Of course, he was right, and she knew it. She went to the attic every night after that, and now she wonders how they managed to keep their secret. Sometimes theyd do it with their clothes on, hurried and silent, and hed cover her mouth so she couldnt make a sound. Dont say anything, hed whisper in her ear, when they heard someone downstairs, Judith Dale on her way to the bathroom, or Alan coming home late from a date. Dont move, hed say, and hed make love to her that way, forbidding her to shift her body, not even an arm or a leg, until she was so overcome with desire she thought she would faint.

That winter, they grew even more daring, and March sometimes didnt get back to her own bed until six or seven. By then the house was already growing light and she had to run through the halls or be found out. Whenever Mrs. Dale wondered about noises in the night, March blamed the squirrels nesting in the wall, or the family of raccoons who had come inside for the winter. Or perhaps it was the wind-that might explain the moaning Mrs. Dale heard, as if someones heart was about to break. They were shameless; they did it three times a night, and there were days when March was so exhausted shed fall asleep in class. At noon, she was often so tired she would put her head on the table in the cafeteria and miss lunch completely. Belinda Cooper, who went to a girls boarding school in Connecticut and was only home on weekends, was completely puzzled when March would come over to visit, only to curl up at the foot of the bed, where she would sleep for hours. Of course it was Susanna Justice, who had inherited her fathers talent for judgment, who finally figured it out.

I dont believe it, Susie said after taking a good look at the dreamy expression on Marchs face. Youre doing it with him, arent you? Now I know youre insane.

Susie went with March to a doctor shed heard about in Boston for birth control pills. The girls said they were going shopping, and in fact, both made certain to hurriedly buy a pair of shoes before starting for home.

I wish it was anyone but him, Susie had said. I wish you werent so stupid.

They were waiting for their bus across from South Station. The girls had been on hiatus from despising each other, but March could tell theyd be back to hating each other before the afternoon was through.

Well, maybe love is blind, March said archly.

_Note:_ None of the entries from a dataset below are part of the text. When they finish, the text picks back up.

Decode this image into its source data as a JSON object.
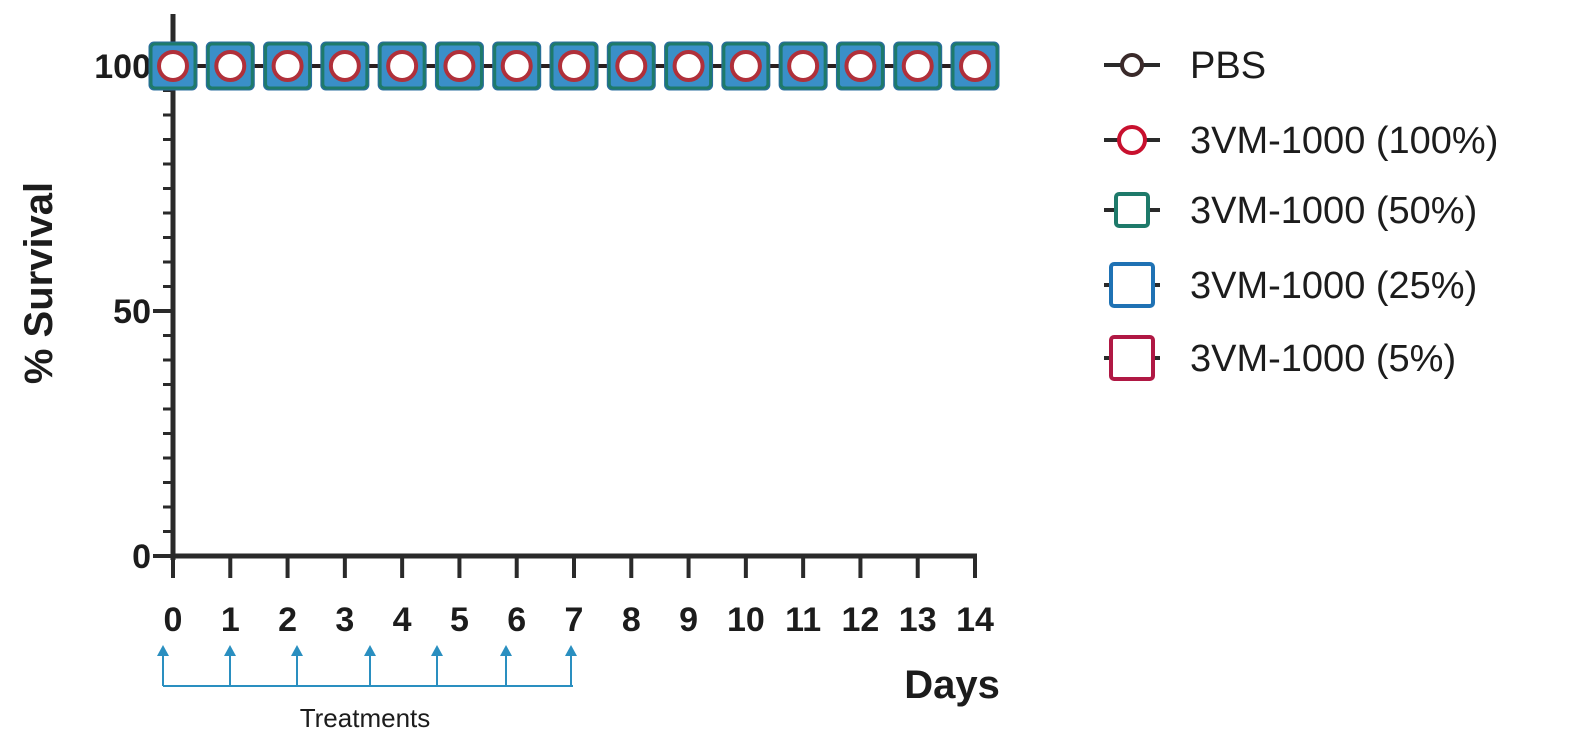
{
  "chart_data": {
    "type": "line",
    "title": "",
    "xlabel": "Days",
    "ylabel": "% Survival",
    "x": [
      0,
      1,
      2,
      3,
      4,
      5,
      6,
      7,
      8,
      9,
      10,
      11,
      12,
      13,
      14
    ],
    "xlim": [
      0,
      14
    ],
    "ylim": [
      0,
      100
    ],
    "yticks": [
      0,
      50,
      100
    ],
    "grid": false,
    "legend_position": "right",
    "series": [
      {
        "name": "PBS",
        "values": [
          100,
          100,
          100,
          100,
          100,
          100,
          100,
          100,
          100,
          100,
          100,
          100,
          100,
          100,
          100
        ],
        "color": "#3a2a2a",
        "marker": "circle"
      },
      {
        "name": "3VM-1000 (100%)",
        "values": [
          100,
          100,
          100,
          100,
          100,
          100,
          100,
          100,
          100,
          100,
          100,
          100,
          100,
          100,
          100
        ],
        "color": "#c8102e",
        "marker": "circle"
      },
      {
        "name": "3VM-1000 (50%)",
        "values": [
          100,
          100,
          100,
          100,
          100,
          100,
          100,
          100,
          100,
          100,
          100,
          100,
          100,
          100,
          100
        ],
        "color": "#1e7a6a",
        "marker": "square"
      },
      {
        "name": "3VM-1000 (25%)",
        "values": [
          100,
          100,
          100,
          100,
          100,
          100,
          100,
          100,
          100,
          100,
          100,
          100,
          100,
          100,
          100
        ],
        "color": "#1f72b4",
        "marker": "square"
      },
      {
        "name": "3VM-1000 (5%)",
        "values": [
          100,
          100,
          100,
          100,
          100,
          100,
          100,
          100,
          100,
          100,
          100,
          100,
          100,
          100,
          100
        ],
        "color": "#b01844",
        "marker": "square"
      }
    ],
    "annotation": {
      "label": "Treatments",
      "treatment_days": [
        0,
        1,
        2,
        3,
        4,
        5,
        6,
        7
      ],
      "color": "#2a8fc0"
    }
  }
}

Maybe you are too, Susie slung back.

To this day, Susie doesnt understand why March fell in love with Hollis. Susie has always demanded hard evidence and documentation, and there is no explanation for something such as love, considering what grief it can bring. Now, for instance, what would compel March to go up the crooked old stairs to the attic? Theres nothing but junk on the other side of the door, boxes of it, and yet she cant seem to stay away. The explanation she gives herself is one Susanna Justice would never accept. It is simply that March has discovered that when she kneels beside that old metal bed, she can feel the wind rattling the roof; she can still hear every leaf as it falls from the chestnut tree to the cold ground below.